Organization is my thing. I usually figure out a very cool system while I am in a disastrous mess of disorganization. This is how I would do it next time:
- Make a list of activities with materials listed for each one.
- Make copies of list for each family, and then cut up copies for each packet.
- Spread out materials in categories on floor. (Pom poms, clothespins, glue sticks, etc.)
- With master list, collect enough materials for each specific craft per kid, and put them in a ziploc.

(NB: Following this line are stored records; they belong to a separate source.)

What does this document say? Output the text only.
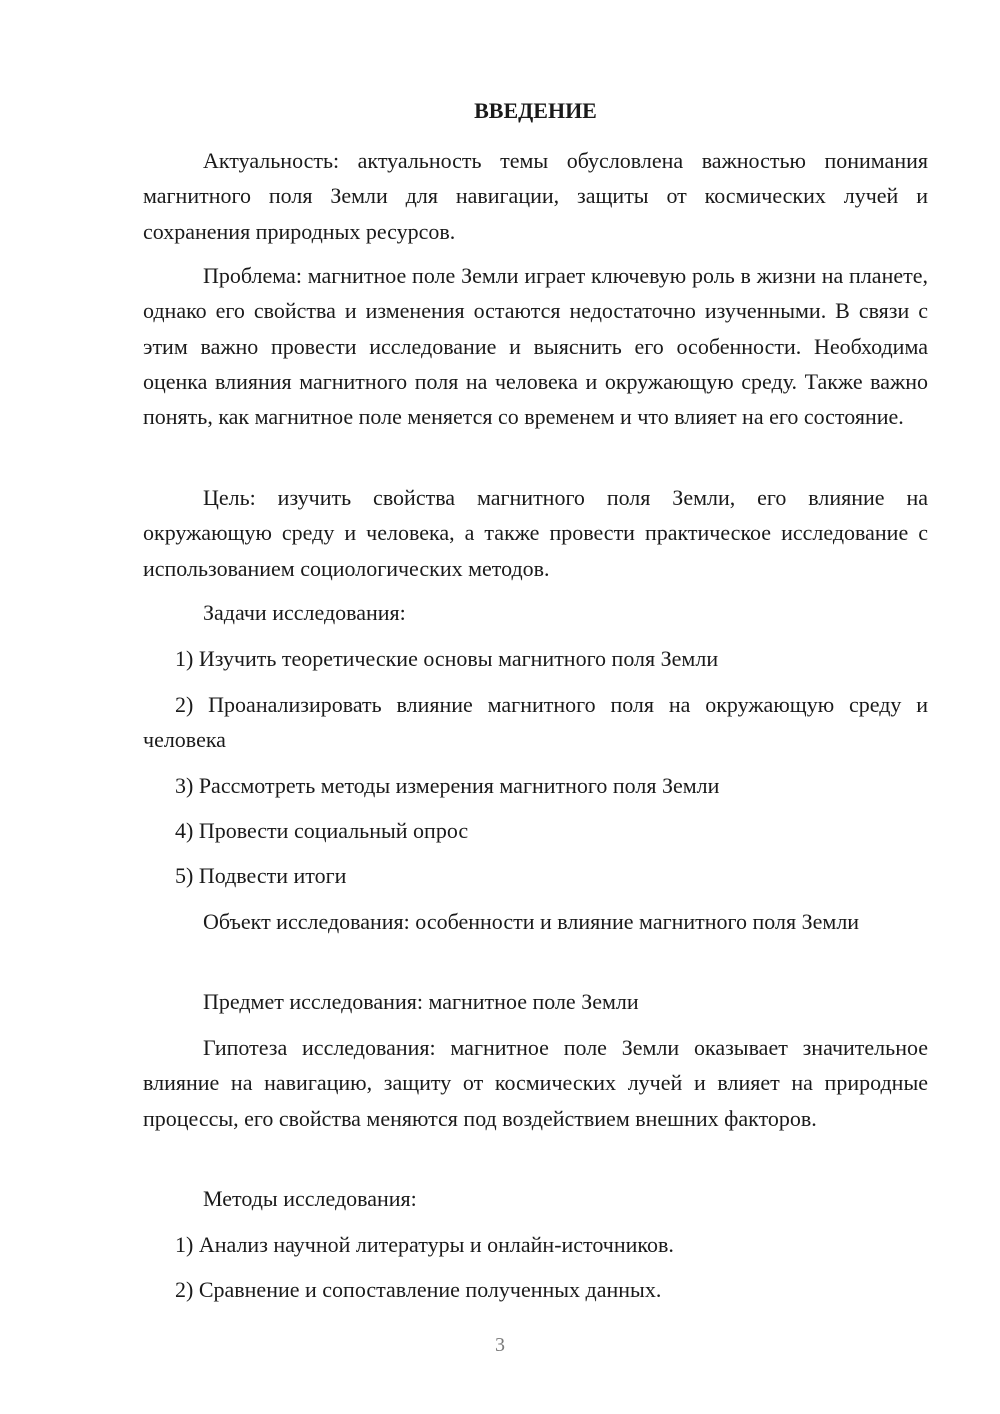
ВВЕДЕНИЕ
Актуальность: актуальность темы обусловлена важностью понимания магнитного поля Земли для навигации, защиты от космических лучей и сохранения природных ресурсов.
Проблема: магнитное поле Земли играет ключевую роль в жизни на планете, однако его свойства и изменения остаются недостаточно изученными. В связи с этим важно провести исследование и выяснить его особенности. Необходима оценка влияния магнитного поля на человека и окружающую среду. Также важно понять, как магнитное поле меняется со временем и что влияет на его состояние.
Цель: изучить свойства магнитного поля Земли, его влияние на окружающую среду и человека, а также провести практическое исследование с использованием социологических методов.
Задачи исследования:
1) Изучить теоретические основы магнитного поля Земли
2) Проанализировать влияние магнитного поля на окружающую среду и человека
3) Рассмотреть методы измерения магнитного поля Земли
4) Провести социальный опрос
5) Подвести итоги
Объект исследования: особенности и влияние магнитного поля Земли
Предмет исследования: магнитное поле Земли
Гипотеза исследования: магнитное поле Земли оказывает значительное влияние на навигацию, защиту от космических лучей и влияет на природные процессы, его свойства меняются под воздействием внешних факторов.
Методы исследования:
1) Анализ научной литературы и онлайн-источников.
2) Сравнение и сопоставление полученных данных.
3
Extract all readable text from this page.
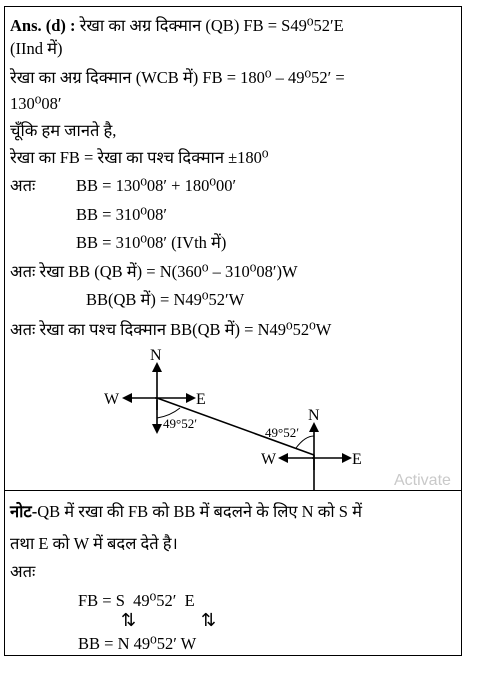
Ans. (d) : रेखा का अग्र दिक्मान (QB) FB = S49⁰52′E
(IInd में)
रेखा का अग्र दिक्मान (WCB में) FB = 180⁰ – 49⁰52′ =
130⁰08′
चूँकि हम जानते है,
रेखा का FB = रेखा का पश्च दिक्मान ±180⁰
अतः BB = 130⁰08′ + 180⁰00′
BB = 310⁰08′
BB = 310⁰08′ (IVth में)
अतः रेखा BB (QB में) = N(360⁰ – 310⁰08′)W
BB(QB में) = N49⁰52′W
अतः रेखा का पश्च दिक्मान BB(QB में) = N49⁰52⁰W
N
W	E
49°52′	N
W	E
49°52′
Activate
नोट-QB में रखा की FB को BB में बदलने के लिए N को S में
तथा E को W में बदल देते है।
अतः
FB = S  49⁰52′  E
⇅	⇅
BB = N 49⁰52′ W
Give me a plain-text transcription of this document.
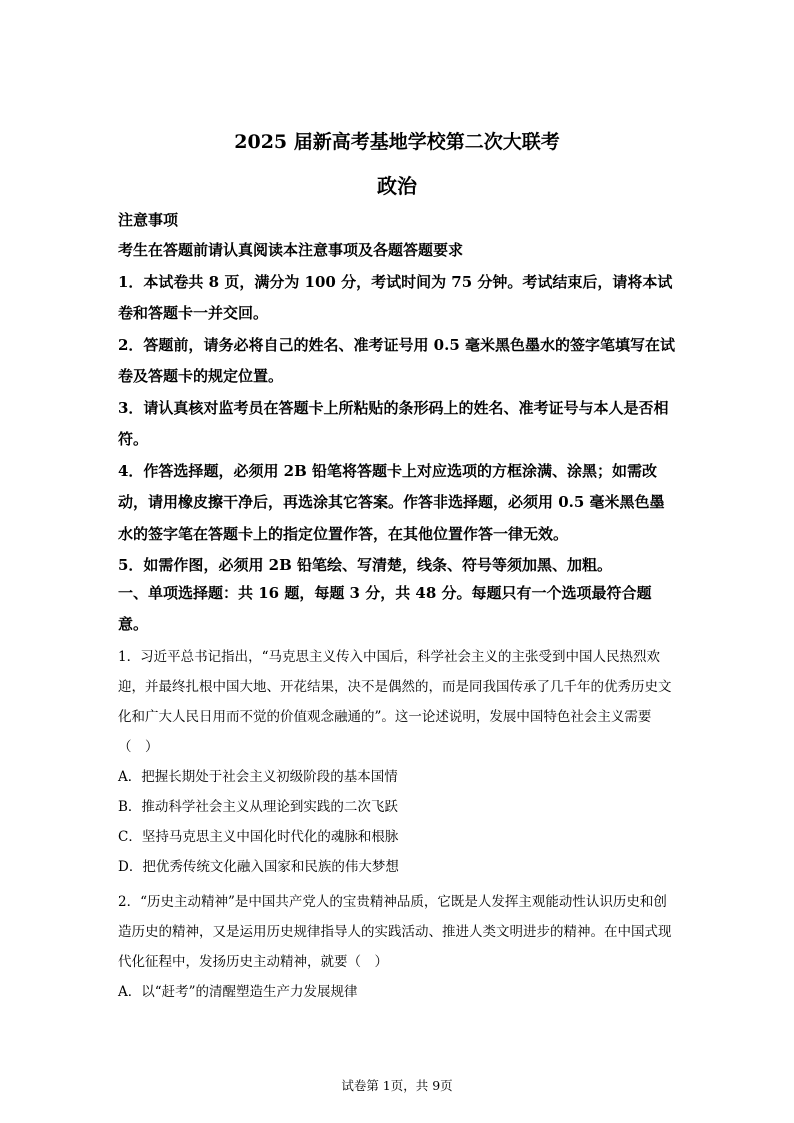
2025 届新高考基地学校第二次大联考
政治
注意事项

考生在答题前请认真阅读本注意事项及各题答题要求

1．本试卷共 8 页，满分为 100 分，考试时间为 75 分钟。考试结束后，请将本试卷和答题卡一并交回。

2．答题前，请务必将自己的姓名、准考证号用 0.5 毫米黑色墨水的签字笔填写在试卷及答题卡的规定位置。

3．请认真核对监考员在答题卡上所粘贴的条形码上的姓名、准考证号与本人是否相符。

4．作答选择题，必须用 2B 铅笔将答题卡上对应选项的方框涂满、涂黑；如需改动，请用橡皮擦干净后，再选涂其它答案。作答非选择题，必须用 0.5 毫米黑色墨水的签字笔在答题卡上的指定位置作答，在其他位置作答一律无效。

5．如需作图，必须用 2B 铅笔绘、写清楚，线条、符号等须加黑、加粗。

一、单项选择题：共 16 题，每题 3 分，共 48 分。每题只有一个选项最符合题意。

1．习近平总书记指出，“马克思主义传入中国后，科学社会主义的主张受到中国人民热烈欢迎，并最终扎根中国大地、开花结果，决不是偶然的，而是同我国传承了几千年的优秀历史文化和广大人民日用而不觉的价值观念融通的”。这一论述说明，发展中国特色社会主义需要（　）

A．把握长期处于社会主义初级阶段的基本国情

B．推动科学社会主义从理论到实践的二次飞跃

C．坚持马克思主义中国化时代化的魂脉和根脉

D．把优秀传统文化融入国家和民族的伟大梦想

2．“历史主动精神”是中国共产党人的宝贵精神品质，它既是人发挥主观能动性认识历史和创造历史的精神，又是运用历史规律指导人的实践活动、推进人类文明进步的精神。在中国式现代化征程中，发扬历史主动精神，就要（　）

A．以“赶考”的清醒塑造生产力发展规律

试卷第 1页，共 9页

- Put a family's individual ziplocs in a bigger one, along with a snippet of paper with instructions. (For instance: 4 sandwich ziplocs, each with a handful of various sized macaroni and a long shoelace. Put all 4 in a larger bag with a note: "String a necklace.")
- Toss family ziplocs in labeled sack to keep them all straight for each group.
(Girl things, boy things, 2 year old things, 9 year old things...)
I have to note that I am NOT a craft person. I don't like scissors, glue, paints or messes, so I'm giving all that kind of stuff to the kids for their own households. For my Oma basket I made paper dolls and clothes from felt, toothbrushes and toothpaste with a tiny treasure box of dirty coins to shine, little flashlights and a paper tablecloth to color and hide under, stickers and 3x5 cards to make memory games, a button collection (sort, match, count, hide, play Button Button, spin on a thread, lose or swallow), string for Cat's Cradle, ABC magnets and a cookie sheet, plus a list to remind me of stories, finger plays and games that don't require anything (I Spy, Hokey Pokey, Going on a Bear Hunt, etc.)
I love to create this kind of thing. I picture the kids getting the mail, full of anticipation and warm feelings. Happiness and cooperation prevail in their homes because of my package. World peace evolves. I know the reality will be "Why did Oma send us all these Froot Loop crumbs?" "Is this a glue stick that melted?" "I don't know why there aren't any pink ones! Stop crying and play with the other 700 beads." I do hope the grand kids have fun and think of me, but the real reward was that I had fun while I was thinking of them. A mountain of fun!